Re: bft 4 – vorgarten

#8082451  | PERMALINK

gypsy-tail-wind
Moderator
Biomasse

Registriert seit: 25.01.2010

Beiträge: 68,140

Pardon, aber ich muss einfach nochmal…

katharsis#2 – Erinnert mich irgendwie an Eric Legnini.

Fies! Legnini ist – gerade mit/dank seinem Bezug auf Phineas Newborn – doch von den jungen Pianisten einer der erdigsten, bodenständigsten. Hör ihn Dir mal an mit der tollen Band von Stefano di Battista (mit Rosario Bonaccorso am erdigsten Post-Bop-Bass der letzten Jahre und dem tollen Drummer André Ceccarelli). Das ist zwar alles hoffnungslos retro, aber di Battista hält das Feuer am Brennen, ich nehme ihm seine Musik jederzeit ab (mag allerdings die angesammelten Live-Mitschnitte allesamt besser als die drei [?] Blue Note CDs, die ich von ihm mittlerweile habe).

katharsis#7 … Übrigens sehr ähnlich zu Joanne Grauer. Kennt die jemand?

Bisher leider nicht, nein! Kannst Du was empfehlen?

katharsis#10 – ….Beim Saxophon dann an Jan Garbarek (viel später an Yusef Lateef)

katharsis#14 … auf jeden Fall atmet der Flötist etwas Yusef Lateef.

Muss ich beide Male ziemlich vehement bestreiten. Lateefs Flöte hat nie so sauber und „europäisch“ geklungen, sie ist dreckig und bunt wie das Leben, das hier ist mir – bei allem Respekt vor Nicole Mitchell – in der Umsetzung etwas zu akademisch.

Beim Saxophon höre ich die Anklänge noch viel weniger!

vorgarten[#3] sehr schön beschrieben! kann ich alles gut nachvollziehen. dass ausgerechnet eine sun-ra-band diesen grad an intimität herstellen kann, begeistert mich nach wie vor.

Da muss ich ein wenig widersprechen: Ra hat doch eine Mischung aus Small Group Approach und Big Band Sound gepflegt, in dem eben für Intimität immer Raum war – und zudem:

katharsis#4 Das erinnert mich irgendwie sofort an West Coast Jazz, ein etwas progressiverer Bud Shank am Bariton. …

Hm, die West Coast Connection kann ich hier ehrlich gesagt nicht so ganz hören… magst Du das etwas ausführen?

vorgartenihr zwingt mich alle, den saxophonisten ernster zu nehmen! dabei wollte ich hier nur den pianisten vorstellen – auch das eine tolle pointe eines bft’s. witzigerweise habe ich heute ganz viel zeitlin gehört – auch mal ein kandidat für einen bft. aber connick will ja weg vom ornament, hin zu monk, zur schärfe, zur sperrigkeit – und das in einem äußerst smoothem setting…

Der Saxophonist ist doch hier die spannendste Stimme, nicht?

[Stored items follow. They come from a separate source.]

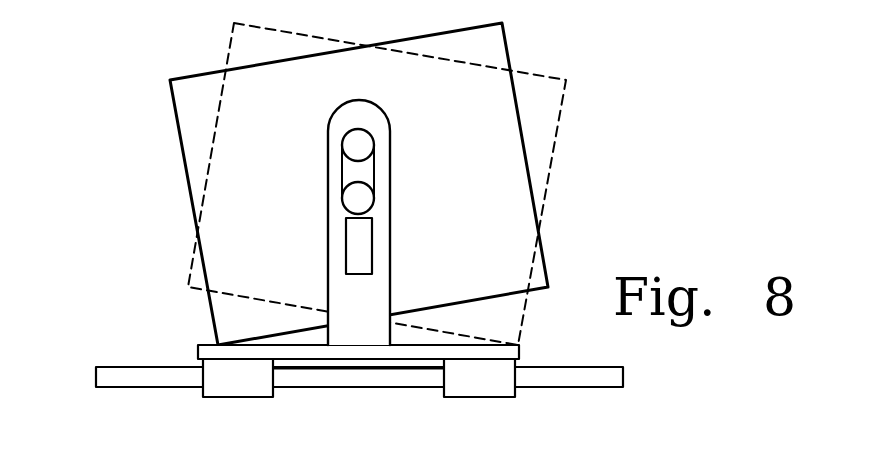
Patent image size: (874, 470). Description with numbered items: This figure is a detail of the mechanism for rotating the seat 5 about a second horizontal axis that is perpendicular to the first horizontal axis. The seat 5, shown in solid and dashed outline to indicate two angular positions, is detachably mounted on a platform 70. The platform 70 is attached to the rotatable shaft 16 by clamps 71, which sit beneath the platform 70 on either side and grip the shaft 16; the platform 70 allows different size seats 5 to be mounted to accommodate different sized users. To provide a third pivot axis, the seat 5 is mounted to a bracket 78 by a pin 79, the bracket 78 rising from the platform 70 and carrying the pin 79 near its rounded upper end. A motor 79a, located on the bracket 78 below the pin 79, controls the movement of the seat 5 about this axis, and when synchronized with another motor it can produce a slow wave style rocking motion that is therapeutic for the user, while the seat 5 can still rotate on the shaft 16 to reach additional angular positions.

The seat 5 is at (197, 113).
The rotatable shaft 16 is at (115, 377).
The platform 70 is at (207, 345).
The clamps 71 is at (235, 385).
The bracket 78 is at (328, 250).
The pin 79 is at (358, 143).
The motor 79a is at (360, 243).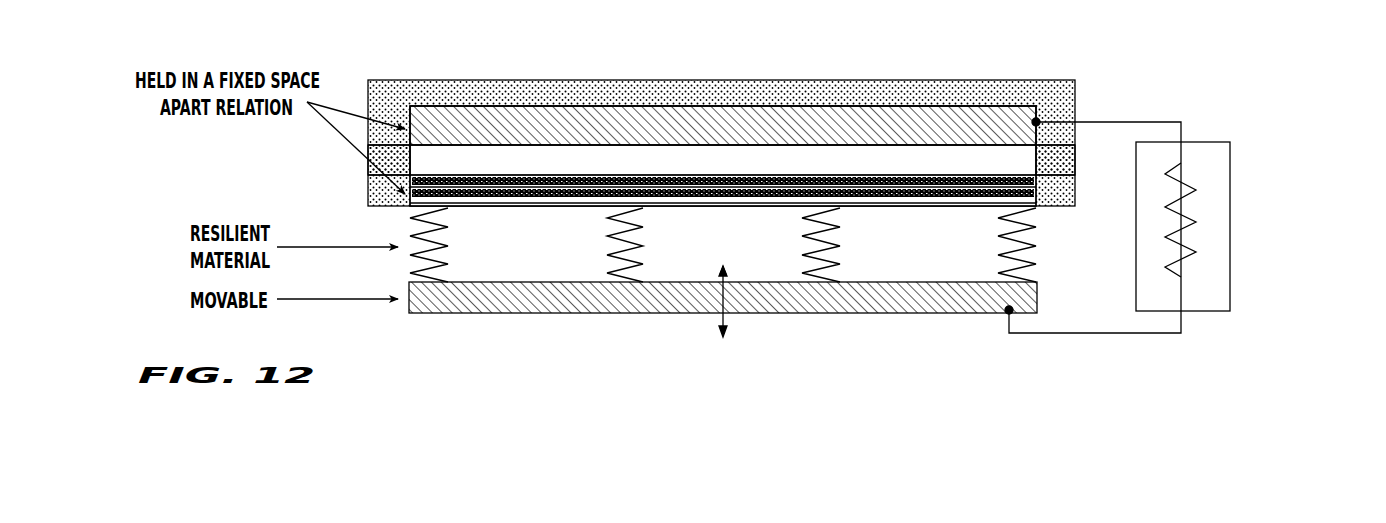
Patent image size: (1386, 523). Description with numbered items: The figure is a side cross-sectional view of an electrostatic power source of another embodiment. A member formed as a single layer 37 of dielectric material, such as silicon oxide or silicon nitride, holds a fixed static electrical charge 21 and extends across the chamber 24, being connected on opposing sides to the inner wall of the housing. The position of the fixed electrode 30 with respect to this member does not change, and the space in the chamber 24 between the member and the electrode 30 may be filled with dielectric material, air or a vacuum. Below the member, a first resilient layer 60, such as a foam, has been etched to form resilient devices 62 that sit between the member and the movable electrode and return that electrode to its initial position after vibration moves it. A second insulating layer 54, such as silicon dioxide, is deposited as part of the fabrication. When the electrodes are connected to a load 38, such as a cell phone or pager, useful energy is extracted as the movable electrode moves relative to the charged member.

The static electrical charge 21 is at (603, 185).
The resilient devices 62 is at (763, 88).
The first resilient layer 60 is at (843, 128).
The chamber 24 is at (918, 150).
The electrode 30 is at (990, 125).
The second insulating layer 54 is at (376, 171).
The single layer 37 is at (757, 183).
The load 38 is at (1215, 222).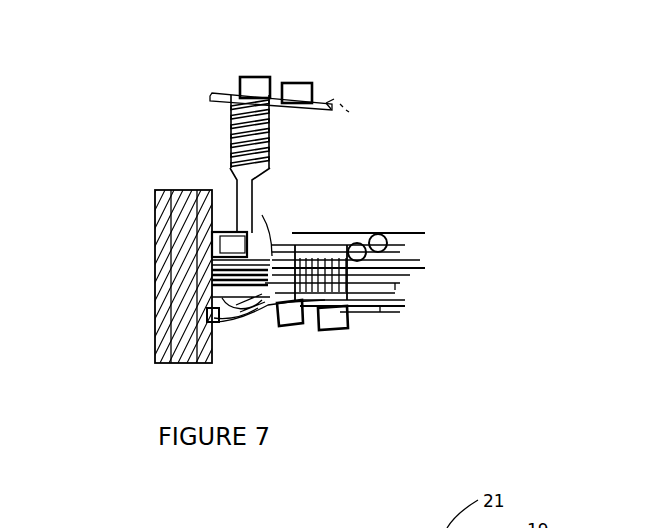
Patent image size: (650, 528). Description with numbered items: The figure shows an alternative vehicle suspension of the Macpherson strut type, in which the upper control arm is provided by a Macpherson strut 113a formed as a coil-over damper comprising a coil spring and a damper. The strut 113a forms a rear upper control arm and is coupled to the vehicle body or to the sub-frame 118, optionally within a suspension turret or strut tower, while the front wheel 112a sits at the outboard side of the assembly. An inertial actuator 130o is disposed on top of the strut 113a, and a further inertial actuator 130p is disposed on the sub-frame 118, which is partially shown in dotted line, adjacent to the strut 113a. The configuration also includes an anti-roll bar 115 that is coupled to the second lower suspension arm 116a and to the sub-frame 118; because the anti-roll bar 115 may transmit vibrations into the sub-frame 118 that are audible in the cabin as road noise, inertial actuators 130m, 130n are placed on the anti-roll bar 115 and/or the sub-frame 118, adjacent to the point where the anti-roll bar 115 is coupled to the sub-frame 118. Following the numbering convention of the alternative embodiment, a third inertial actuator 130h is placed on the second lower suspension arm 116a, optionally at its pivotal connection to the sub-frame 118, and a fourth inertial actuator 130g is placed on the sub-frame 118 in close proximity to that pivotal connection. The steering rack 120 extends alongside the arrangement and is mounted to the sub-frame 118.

The inertial actuator 130o is at (250, 77).
The further inertial actuator 130p is at (300, 83).
The sub-frame 118 is at (328, 102).
The Macpherson strut 113a is at (226, 165).
The anti-roll bar 115 is at (274, 240).
The inertial actuator 130m is at (347, 243).
The inertial actuator 130n is at (372, 233).
The front wheel 112a is at (155, 277).
The second lower suspension arm 116a is at (237, 327).
The third inertial actuator 130h is at (292, 327).
The fourth inertial actuator 130g is at (330, 329).
The steering rack 120 is at (395, 286).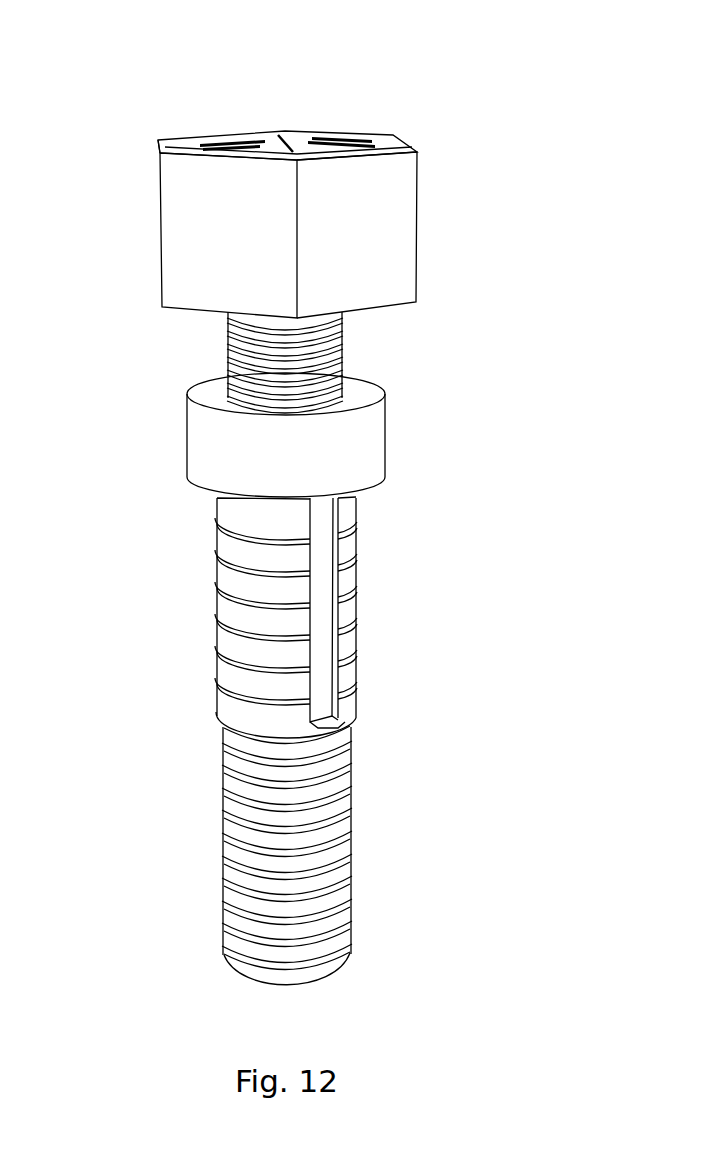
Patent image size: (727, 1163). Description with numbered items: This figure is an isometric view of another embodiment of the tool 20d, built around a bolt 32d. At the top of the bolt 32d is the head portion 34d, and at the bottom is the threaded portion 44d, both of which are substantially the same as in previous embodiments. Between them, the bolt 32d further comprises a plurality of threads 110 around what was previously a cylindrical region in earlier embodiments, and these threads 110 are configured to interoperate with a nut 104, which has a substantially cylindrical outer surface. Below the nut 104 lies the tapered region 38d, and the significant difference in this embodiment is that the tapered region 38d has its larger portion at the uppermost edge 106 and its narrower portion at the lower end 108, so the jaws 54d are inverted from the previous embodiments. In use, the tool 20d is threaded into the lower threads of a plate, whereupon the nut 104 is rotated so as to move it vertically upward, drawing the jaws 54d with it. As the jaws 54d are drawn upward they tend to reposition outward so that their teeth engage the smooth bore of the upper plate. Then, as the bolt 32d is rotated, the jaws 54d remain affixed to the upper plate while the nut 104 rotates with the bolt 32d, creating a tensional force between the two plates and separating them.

The tool 20d is at (410, 96).
The bolt 32d is at (163, 252).
The head portion 34d is at (418, 240).
The threads 110 is at (343, 357).
The nut 104 is at (386, 434).
The uppermost edge 106 is at (318, 513).
The tapered region 38d is at (340, 561).
The jaws 54d is at (358, 622).
The lower end 108 is at (352, 730).
The threaded portion 44d is at (353, 873).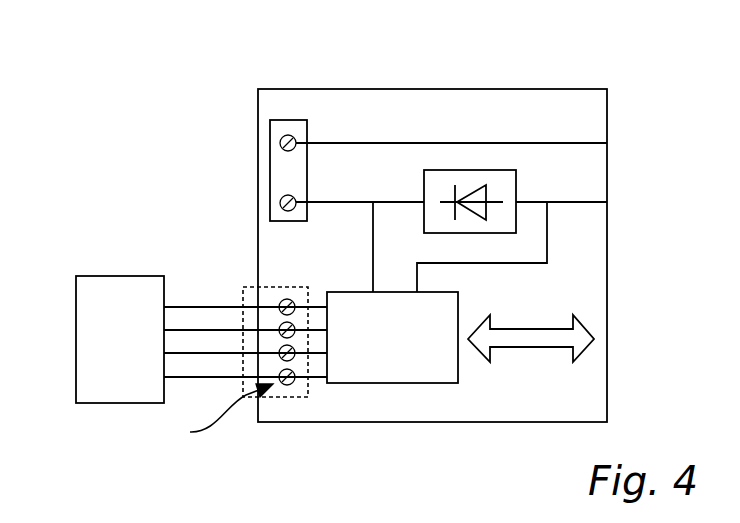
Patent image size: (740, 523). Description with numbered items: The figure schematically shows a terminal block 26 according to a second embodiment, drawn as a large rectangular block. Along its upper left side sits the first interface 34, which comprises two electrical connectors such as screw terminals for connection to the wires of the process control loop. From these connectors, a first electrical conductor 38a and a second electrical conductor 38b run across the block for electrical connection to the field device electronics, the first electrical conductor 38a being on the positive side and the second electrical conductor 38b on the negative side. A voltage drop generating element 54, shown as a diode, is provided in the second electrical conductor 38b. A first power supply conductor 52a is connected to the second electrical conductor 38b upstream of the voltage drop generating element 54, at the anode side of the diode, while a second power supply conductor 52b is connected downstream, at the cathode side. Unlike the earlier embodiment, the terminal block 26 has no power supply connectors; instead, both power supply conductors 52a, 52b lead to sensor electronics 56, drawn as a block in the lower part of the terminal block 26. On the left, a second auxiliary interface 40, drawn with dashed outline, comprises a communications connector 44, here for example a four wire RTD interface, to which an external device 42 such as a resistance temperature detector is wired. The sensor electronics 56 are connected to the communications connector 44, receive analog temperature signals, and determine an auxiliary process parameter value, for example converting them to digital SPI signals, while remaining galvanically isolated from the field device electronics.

Es gibt ja beim Übergang zum Piano auch diesen seltsamen Zeitsprung (nach vorne, nicht etwa zurück zu Monk!)… Connick müsste wohl mehr Piano spielen, um da seine Identität zu finden – auch wenn da ansatzweise doch was zu hören ist, das interessant werden könnte, wenn es denn eben richtig umgesetzt würde. Ich will das als Kompliment verstanden haben, nicht als die zweite Runde von Connick-Abwatschen. Hätte mich übrigens über eine Reaktion Deinerseits gefreut damals, als ich ihn heftig abgewatscht habe… das blieb so einfach im Raum stehen, war aber (wie ich auch geschrieben hatte, wenn mich nicht alles täuscht) nichts mehr als eine sehr spontane Reaktion, die ich einfach nicht zurückhalten konnte.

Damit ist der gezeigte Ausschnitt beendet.